Seseorang yang hatinya hidup akan bersikap penuh kasih sayang, lemah lembut, lunak, ramah, dekat dengan masyarakat, mencintai dan dicintai. Kamu akan melihat orang yang berhati macam ini batinnya merusak kenikmatan, suka menyendiri, tidak suka omong kosong, menjauhi keburukan dan pertentangan.

Berbahagialah dia, karena hanya menjadi tempat jatuhnya pandangan Allah, perbendaharaan hikmah dan gudang rahasia-rahasia-Nya (asrar). Diriwayatkan bahwa Allah Taála mewahyukan dalam beberapa kitab terdahulu, “Ssungguhnya langit dan bumi tidak mampu menampung-Ku dan terlalu sempit untuk menampung-Ku, hanya hati hamba-Ku yang beriman dan tenang yang menampung-Ku.’’

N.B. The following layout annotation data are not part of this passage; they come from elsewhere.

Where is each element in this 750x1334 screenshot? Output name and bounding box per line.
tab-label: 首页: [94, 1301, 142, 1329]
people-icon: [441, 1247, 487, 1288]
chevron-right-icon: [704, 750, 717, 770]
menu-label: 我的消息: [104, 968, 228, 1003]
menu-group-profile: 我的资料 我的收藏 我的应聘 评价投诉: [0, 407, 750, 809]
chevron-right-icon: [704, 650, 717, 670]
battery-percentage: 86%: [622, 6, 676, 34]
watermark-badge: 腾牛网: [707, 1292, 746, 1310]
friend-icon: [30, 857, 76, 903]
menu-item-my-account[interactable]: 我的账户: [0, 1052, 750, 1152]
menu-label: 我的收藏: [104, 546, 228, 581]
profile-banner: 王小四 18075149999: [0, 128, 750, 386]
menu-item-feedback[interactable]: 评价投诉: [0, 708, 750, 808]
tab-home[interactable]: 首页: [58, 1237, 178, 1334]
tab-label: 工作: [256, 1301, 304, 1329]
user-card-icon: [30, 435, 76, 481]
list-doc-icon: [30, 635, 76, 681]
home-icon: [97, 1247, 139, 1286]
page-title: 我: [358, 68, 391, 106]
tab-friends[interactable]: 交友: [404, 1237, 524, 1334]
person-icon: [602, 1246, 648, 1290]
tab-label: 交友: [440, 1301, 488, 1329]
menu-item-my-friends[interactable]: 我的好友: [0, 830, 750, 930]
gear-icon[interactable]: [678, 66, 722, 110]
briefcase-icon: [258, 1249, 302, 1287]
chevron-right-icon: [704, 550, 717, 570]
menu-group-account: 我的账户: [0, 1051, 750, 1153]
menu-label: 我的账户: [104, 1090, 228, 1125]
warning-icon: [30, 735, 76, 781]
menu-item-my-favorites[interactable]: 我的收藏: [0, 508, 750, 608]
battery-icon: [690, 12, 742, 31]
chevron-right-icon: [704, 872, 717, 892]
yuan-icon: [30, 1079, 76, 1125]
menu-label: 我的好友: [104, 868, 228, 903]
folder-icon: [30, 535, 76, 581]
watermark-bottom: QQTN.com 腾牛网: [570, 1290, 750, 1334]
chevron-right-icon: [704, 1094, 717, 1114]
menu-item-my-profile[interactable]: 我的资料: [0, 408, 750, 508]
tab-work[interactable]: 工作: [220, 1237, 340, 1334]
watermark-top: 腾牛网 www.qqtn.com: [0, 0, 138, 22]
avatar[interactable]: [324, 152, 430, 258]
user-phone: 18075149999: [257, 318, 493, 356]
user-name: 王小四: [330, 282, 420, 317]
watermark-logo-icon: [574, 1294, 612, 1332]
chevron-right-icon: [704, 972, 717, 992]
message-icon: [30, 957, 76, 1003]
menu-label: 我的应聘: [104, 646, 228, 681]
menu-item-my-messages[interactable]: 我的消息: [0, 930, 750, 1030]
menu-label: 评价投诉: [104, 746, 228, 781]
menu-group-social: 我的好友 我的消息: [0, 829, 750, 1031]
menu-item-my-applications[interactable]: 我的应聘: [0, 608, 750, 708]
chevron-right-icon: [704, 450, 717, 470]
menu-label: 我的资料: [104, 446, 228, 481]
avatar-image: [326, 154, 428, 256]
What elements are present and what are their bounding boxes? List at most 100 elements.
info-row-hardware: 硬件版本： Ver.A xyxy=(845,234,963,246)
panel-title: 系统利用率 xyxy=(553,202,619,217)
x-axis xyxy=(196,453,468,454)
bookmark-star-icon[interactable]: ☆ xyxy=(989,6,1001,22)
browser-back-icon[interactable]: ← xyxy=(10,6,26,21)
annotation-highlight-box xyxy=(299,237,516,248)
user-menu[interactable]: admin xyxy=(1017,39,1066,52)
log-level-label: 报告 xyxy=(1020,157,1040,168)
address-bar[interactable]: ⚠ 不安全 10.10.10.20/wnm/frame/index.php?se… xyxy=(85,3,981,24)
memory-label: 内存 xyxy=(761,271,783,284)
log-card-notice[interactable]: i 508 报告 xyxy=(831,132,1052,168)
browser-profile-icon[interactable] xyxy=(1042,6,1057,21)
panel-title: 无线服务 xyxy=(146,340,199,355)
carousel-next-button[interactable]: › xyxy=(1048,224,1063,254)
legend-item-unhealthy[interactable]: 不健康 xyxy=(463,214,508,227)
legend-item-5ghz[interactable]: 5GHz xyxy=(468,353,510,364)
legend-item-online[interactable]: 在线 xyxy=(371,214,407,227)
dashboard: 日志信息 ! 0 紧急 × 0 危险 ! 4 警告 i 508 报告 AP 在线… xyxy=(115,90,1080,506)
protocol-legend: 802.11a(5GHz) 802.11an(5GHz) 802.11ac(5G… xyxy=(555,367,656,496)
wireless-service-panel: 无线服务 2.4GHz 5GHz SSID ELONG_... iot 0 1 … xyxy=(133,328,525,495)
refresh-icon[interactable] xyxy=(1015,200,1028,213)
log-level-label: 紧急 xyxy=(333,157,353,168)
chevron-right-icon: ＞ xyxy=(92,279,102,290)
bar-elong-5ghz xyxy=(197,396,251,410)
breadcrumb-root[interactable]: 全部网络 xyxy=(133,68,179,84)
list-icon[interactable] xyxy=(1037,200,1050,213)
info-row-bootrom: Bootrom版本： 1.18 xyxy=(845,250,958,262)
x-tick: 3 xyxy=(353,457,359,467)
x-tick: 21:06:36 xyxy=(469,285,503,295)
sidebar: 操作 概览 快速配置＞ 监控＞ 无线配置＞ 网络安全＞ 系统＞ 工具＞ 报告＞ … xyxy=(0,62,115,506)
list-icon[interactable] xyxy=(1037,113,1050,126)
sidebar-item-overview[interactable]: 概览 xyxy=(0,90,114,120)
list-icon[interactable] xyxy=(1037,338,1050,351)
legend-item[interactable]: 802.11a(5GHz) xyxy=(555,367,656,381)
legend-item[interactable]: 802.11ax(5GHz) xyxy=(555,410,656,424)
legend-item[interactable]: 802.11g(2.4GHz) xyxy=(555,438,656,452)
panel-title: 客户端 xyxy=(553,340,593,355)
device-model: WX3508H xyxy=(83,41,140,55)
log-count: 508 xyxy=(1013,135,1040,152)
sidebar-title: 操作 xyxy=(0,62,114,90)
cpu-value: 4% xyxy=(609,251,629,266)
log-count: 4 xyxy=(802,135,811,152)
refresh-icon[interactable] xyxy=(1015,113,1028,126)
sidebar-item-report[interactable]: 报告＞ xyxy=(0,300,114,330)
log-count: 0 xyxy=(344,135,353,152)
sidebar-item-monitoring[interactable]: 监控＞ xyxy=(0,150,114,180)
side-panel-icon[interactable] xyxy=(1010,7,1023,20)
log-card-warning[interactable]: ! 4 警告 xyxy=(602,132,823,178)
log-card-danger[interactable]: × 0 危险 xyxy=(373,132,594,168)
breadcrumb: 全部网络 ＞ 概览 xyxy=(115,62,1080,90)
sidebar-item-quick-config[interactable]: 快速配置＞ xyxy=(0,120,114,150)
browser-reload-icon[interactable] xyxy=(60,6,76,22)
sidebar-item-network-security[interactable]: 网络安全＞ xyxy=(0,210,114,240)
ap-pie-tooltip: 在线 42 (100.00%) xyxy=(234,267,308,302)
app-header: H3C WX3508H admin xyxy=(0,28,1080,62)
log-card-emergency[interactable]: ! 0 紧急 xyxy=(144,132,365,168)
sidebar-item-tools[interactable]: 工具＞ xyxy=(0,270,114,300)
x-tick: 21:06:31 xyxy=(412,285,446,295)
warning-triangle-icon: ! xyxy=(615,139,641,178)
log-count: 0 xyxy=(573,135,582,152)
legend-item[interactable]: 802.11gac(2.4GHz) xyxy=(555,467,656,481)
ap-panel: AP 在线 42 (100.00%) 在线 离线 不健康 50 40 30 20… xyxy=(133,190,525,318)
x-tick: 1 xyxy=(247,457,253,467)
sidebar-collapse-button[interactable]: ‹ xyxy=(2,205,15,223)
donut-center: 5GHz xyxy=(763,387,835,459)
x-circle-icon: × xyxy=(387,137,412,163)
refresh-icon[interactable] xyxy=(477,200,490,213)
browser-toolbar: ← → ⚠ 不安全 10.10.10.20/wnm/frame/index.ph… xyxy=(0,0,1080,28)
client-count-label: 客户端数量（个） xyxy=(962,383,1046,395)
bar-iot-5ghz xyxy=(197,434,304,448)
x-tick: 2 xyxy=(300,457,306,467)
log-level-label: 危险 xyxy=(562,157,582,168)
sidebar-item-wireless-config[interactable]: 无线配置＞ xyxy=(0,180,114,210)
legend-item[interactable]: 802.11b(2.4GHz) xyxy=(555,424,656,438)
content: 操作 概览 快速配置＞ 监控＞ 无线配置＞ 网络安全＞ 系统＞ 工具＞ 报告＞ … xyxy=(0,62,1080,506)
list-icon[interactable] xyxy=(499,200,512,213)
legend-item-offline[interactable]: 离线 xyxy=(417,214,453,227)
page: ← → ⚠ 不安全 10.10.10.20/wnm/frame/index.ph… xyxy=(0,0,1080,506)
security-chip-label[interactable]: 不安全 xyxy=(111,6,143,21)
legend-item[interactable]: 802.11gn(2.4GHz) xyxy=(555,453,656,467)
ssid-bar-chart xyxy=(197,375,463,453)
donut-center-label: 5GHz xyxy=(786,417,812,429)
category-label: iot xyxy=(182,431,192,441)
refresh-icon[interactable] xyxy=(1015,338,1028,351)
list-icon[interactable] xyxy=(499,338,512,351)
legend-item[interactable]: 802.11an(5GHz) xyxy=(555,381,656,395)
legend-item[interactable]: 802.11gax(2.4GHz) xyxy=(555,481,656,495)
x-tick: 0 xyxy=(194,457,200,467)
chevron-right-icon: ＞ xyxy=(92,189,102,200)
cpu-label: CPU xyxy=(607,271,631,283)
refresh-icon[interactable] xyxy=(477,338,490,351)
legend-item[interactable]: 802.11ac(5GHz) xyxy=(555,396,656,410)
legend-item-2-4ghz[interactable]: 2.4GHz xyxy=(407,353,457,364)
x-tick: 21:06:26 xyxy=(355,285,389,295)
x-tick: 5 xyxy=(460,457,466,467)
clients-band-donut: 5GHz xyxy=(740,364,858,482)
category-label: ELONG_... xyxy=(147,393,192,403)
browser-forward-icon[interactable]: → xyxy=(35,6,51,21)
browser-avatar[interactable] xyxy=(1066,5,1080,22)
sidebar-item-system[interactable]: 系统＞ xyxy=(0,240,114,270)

Hati yang hidup merupakan rahasia alam (sirrul álam), sumber keajaiban dan wadah rahasia-rahasia (asraul ilahiyah), didalamnya sering terjadi peristiwa-peristiwa serupa. Hanya saja terdpat perbedaan besar antara hati dan nafs: keduanya saling bertentangan, semua yang datang dari hati yang baik, sedangkan semua yang tumbuh dari nafs adalah buruk.

Namun perilaku orang yang dikuasai nafs tampak seperti perilaku orang yang memliki hati. Orang yang memiliki hati perbuatanya baik dan mulia. Sedangkan orang yang dikuasai nafs perbuatanya buruk seperti setan, memiliki pengaruh nyata bagi timbulnya berbagai macam bencana dan fitnah. Allah menjadikan bencana dan fitnah tersebut adalah sebagai ujian bagi hamba-Nya dan sesuai kehendak-Nya.

Sumber : Alydrus, Novel. 2017. Rahasia Ilmu para Wali. Surakarta : Taman Ilmu.